Kemampuannya adalah anak sanggup menjaga prestise orang tua, bergaul dengan sesamanya dan mampu membayar ratusan ribu bahkan jutaan rupiah biaya bimbel. Adapun kekurangannya cuma satu: minim percaya diri. Kekurangpercayaan pada kemampuan sendiri, pada proses belajar dan kegiatan pendidikan di sekolah, hal inilah yang menyuburkan ladang bisnis bimbel di kota-kota besar, tak terkecuali Makassar.

Bagi siswa yang sulit belajar mandiri, kurang dapat mengikuti pelajaran dari guru di sekolah atau kondisi lingkungan rumahnya tidak kondusif untuk belajar dan orang tuanya memiliki cukup dana-biaya, maka ikut bimbel sangat direkomendasikan di sini. Tetapi dengan catatan, siswa tetap pro-aktif selama ikut bimbel, tidak pasif, cuma menjadi penonton para pengajar bimbel yang sibuk mengotak-atik jurus/rumus singkat pemecahan soal.   
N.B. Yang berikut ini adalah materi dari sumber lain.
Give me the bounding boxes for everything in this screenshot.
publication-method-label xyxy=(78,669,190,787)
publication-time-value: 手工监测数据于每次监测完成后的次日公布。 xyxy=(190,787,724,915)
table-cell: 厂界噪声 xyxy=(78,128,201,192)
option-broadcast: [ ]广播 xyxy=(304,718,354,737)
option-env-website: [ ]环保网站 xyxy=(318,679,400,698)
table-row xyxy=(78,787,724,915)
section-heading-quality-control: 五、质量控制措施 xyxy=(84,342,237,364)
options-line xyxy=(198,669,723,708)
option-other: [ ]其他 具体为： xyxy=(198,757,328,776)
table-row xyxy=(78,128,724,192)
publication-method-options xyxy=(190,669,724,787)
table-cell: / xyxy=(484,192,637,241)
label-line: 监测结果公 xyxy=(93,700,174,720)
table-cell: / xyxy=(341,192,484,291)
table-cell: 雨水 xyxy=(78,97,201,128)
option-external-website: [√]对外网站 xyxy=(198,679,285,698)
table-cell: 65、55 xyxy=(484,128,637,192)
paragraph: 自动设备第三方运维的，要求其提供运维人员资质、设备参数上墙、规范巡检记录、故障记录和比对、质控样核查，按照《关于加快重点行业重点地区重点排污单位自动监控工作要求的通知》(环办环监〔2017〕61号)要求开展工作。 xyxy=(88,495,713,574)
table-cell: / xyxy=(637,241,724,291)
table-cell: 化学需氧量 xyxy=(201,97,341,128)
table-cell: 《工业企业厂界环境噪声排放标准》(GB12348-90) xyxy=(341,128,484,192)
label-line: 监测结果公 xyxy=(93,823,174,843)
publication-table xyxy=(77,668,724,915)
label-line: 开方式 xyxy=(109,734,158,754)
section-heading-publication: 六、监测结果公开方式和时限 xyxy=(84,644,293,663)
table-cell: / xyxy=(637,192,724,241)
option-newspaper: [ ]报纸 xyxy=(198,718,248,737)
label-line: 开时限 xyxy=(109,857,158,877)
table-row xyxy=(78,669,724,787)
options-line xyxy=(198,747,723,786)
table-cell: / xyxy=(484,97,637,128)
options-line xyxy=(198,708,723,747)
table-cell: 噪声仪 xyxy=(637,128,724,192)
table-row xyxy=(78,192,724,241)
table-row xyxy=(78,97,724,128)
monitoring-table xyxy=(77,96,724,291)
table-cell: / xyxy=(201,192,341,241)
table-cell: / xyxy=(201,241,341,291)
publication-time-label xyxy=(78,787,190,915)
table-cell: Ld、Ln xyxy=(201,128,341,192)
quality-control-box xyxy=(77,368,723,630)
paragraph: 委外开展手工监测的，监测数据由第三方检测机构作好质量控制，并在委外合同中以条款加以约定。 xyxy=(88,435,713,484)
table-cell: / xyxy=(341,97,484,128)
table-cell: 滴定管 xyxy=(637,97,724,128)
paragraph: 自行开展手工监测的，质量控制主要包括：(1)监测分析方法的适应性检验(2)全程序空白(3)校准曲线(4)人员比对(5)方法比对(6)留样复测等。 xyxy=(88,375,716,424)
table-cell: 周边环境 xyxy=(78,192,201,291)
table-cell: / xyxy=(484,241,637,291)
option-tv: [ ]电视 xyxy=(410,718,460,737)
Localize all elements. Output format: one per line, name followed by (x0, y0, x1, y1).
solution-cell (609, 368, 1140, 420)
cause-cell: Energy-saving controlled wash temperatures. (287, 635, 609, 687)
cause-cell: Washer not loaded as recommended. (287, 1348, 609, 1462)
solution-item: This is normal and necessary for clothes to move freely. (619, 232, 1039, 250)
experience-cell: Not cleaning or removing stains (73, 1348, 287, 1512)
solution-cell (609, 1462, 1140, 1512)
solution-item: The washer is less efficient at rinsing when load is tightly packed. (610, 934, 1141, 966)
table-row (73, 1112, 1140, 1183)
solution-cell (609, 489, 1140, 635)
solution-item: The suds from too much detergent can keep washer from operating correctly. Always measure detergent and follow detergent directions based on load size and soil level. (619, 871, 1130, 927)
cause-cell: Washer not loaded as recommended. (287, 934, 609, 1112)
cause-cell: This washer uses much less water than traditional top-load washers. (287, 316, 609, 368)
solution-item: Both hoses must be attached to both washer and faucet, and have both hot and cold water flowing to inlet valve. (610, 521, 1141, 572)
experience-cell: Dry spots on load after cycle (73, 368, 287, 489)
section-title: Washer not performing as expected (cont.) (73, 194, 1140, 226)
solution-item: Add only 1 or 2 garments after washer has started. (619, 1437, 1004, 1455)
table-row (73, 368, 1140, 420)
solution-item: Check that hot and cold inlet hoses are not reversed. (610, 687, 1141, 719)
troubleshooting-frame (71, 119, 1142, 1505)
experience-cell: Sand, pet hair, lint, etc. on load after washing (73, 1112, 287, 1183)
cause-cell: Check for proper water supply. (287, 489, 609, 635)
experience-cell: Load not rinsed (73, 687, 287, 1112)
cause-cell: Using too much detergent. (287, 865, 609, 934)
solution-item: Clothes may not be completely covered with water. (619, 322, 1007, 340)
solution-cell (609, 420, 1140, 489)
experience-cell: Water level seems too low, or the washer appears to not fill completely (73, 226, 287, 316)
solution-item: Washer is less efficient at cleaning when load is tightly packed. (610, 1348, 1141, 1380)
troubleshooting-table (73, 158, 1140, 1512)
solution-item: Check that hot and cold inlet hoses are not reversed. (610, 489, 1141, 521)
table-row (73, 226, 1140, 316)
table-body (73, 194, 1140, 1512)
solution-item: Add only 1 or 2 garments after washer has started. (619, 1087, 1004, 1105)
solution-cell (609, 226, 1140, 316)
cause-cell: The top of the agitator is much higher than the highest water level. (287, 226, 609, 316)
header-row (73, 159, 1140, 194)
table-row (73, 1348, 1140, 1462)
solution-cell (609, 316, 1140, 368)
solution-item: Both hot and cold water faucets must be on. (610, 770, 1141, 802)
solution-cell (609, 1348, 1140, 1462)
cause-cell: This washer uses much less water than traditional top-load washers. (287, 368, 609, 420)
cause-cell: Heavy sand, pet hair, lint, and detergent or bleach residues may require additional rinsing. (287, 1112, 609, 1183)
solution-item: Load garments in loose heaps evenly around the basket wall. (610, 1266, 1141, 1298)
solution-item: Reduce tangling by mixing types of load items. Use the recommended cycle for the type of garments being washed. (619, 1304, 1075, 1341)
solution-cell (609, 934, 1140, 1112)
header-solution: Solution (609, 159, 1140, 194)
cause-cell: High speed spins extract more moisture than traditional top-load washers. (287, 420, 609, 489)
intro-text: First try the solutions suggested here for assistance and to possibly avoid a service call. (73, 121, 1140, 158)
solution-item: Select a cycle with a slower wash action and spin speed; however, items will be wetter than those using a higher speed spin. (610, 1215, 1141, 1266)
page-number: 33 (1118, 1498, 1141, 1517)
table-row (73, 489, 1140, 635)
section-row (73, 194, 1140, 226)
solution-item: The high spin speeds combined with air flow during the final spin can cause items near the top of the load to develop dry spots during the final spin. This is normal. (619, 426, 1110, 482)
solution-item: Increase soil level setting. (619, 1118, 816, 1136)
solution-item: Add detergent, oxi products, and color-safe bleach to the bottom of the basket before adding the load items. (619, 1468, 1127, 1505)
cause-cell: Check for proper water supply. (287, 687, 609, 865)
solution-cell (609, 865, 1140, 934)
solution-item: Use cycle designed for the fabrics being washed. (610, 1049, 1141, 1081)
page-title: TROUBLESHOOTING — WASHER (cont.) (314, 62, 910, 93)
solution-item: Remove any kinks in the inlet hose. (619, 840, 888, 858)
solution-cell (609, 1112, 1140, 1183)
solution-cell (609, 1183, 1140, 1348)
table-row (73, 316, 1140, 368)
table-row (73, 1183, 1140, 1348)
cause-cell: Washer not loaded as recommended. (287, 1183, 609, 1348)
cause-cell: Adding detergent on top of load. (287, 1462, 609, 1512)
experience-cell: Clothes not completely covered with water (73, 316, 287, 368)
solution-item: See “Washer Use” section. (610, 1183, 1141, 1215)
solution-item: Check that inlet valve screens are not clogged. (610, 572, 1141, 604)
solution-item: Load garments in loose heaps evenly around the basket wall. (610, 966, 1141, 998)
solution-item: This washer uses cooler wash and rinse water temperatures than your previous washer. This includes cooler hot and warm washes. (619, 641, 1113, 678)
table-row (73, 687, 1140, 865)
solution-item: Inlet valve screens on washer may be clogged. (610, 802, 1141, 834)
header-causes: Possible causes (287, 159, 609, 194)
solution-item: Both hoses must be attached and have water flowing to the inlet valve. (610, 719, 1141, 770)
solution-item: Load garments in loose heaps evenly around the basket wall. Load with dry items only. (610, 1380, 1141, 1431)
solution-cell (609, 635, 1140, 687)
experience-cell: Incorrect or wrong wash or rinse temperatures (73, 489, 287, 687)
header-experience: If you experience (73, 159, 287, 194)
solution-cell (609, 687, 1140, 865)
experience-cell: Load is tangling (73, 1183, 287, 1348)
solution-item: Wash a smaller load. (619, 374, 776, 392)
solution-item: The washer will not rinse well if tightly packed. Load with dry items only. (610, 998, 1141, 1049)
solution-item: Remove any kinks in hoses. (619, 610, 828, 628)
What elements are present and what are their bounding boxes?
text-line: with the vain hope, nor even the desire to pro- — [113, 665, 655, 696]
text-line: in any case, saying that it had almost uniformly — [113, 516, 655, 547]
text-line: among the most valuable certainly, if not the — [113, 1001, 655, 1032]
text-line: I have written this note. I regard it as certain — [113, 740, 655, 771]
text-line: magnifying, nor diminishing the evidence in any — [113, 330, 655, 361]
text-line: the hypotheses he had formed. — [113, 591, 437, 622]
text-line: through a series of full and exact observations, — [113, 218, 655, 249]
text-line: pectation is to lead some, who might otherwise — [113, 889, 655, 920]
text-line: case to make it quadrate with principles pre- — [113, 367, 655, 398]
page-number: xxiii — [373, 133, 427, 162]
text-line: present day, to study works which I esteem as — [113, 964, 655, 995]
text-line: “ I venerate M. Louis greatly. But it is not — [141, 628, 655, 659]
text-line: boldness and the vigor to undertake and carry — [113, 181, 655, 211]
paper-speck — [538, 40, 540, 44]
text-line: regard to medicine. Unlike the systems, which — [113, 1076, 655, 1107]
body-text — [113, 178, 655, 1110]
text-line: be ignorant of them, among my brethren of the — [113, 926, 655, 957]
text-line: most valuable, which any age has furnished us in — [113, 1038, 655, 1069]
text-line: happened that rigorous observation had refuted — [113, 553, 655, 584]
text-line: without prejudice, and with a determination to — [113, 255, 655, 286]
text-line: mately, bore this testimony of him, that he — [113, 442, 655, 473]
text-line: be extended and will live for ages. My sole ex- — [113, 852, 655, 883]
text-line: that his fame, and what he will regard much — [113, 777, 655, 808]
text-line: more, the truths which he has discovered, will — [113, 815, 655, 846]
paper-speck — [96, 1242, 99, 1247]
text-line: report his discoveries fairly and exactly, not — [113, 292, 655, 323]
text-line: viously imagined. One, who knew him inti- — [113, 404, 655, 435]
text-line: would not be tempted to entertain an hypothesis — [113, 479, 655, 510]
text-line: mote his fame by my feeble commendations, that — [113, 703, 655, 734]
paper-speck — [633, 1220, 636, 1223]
Siswa, selain rajin mencatat penjelasan para tentor dan menyimak buku-buku panduannya, juga harus aktif bertanya baik selama proses belajar berlangsung maupun di luar waktu itu, jika sekiranya ada materi soal yang tidak dimengertinya. Jangan menyia-nyiakan ratusan ribu hingga jutaaan rupiah uang orang tua kalau hanya untuk berbengong ria atau ngerumpi sesama siswa di bimbel!

Padahal di sisi lain, sukses menembus SPMB tak harus ditentukan oleh ikut kursus di bimbel. Lebih baik anak-anak itu mempersiapkan diri dengan benar sejak masuk SLTA dengan memahami benar pelajarannya. Kalau ia paham benar terhadap apa yang dipelajari di sekolah ditambah mau belajar kembali secara teratur, tak usah ikut bimbingan belajar juga bisa. Buktinya, anak-anak di daerah yang umumnya tak mampu sehingga jelas tak bisa ikut bimbingan belajar bisa lolos tes SPMB. Modalnya hanya rajin belajar, paham, dan mengerti pelajaran sebagaimana kurikulum yang berlaku. Bimbingan belajar, hanya dibutuhkan oleh mereka yang malas belajar, tetapi ingin lulus ujian.

Pada pokoknya ia mengatakan, belajar tak bisa dengan cara instan. Apalagi, tujuan tes sebenarnya untuk memprediksi kemampuan calon mahasiswa ketika menempuh ilmu di perguruan tinggi. Itulah sebabnya, di dalam soal jenis IPC (gabungan IPS dan IPA), kemampuan siswa memahami ilmu secara terpadu benar-benar diuji. Jika ia hanya belajar instant, setengah matipun tak akan bisa memahami ilmunya, karena pemahaman itu terjadi lewat proses pembelajaran.

Jelas sudah, bimbingan belajar sebenarnya hanya sarana untuk mengajak siswa mau belajar keras. Tanpa ia paham benar ilmunya, maka hasilnya akan berakhir sia-sia. Perlu ikut bimbingan belajar atau tidak, keputusannya kembali kepada kebutuhan masing-masing orang.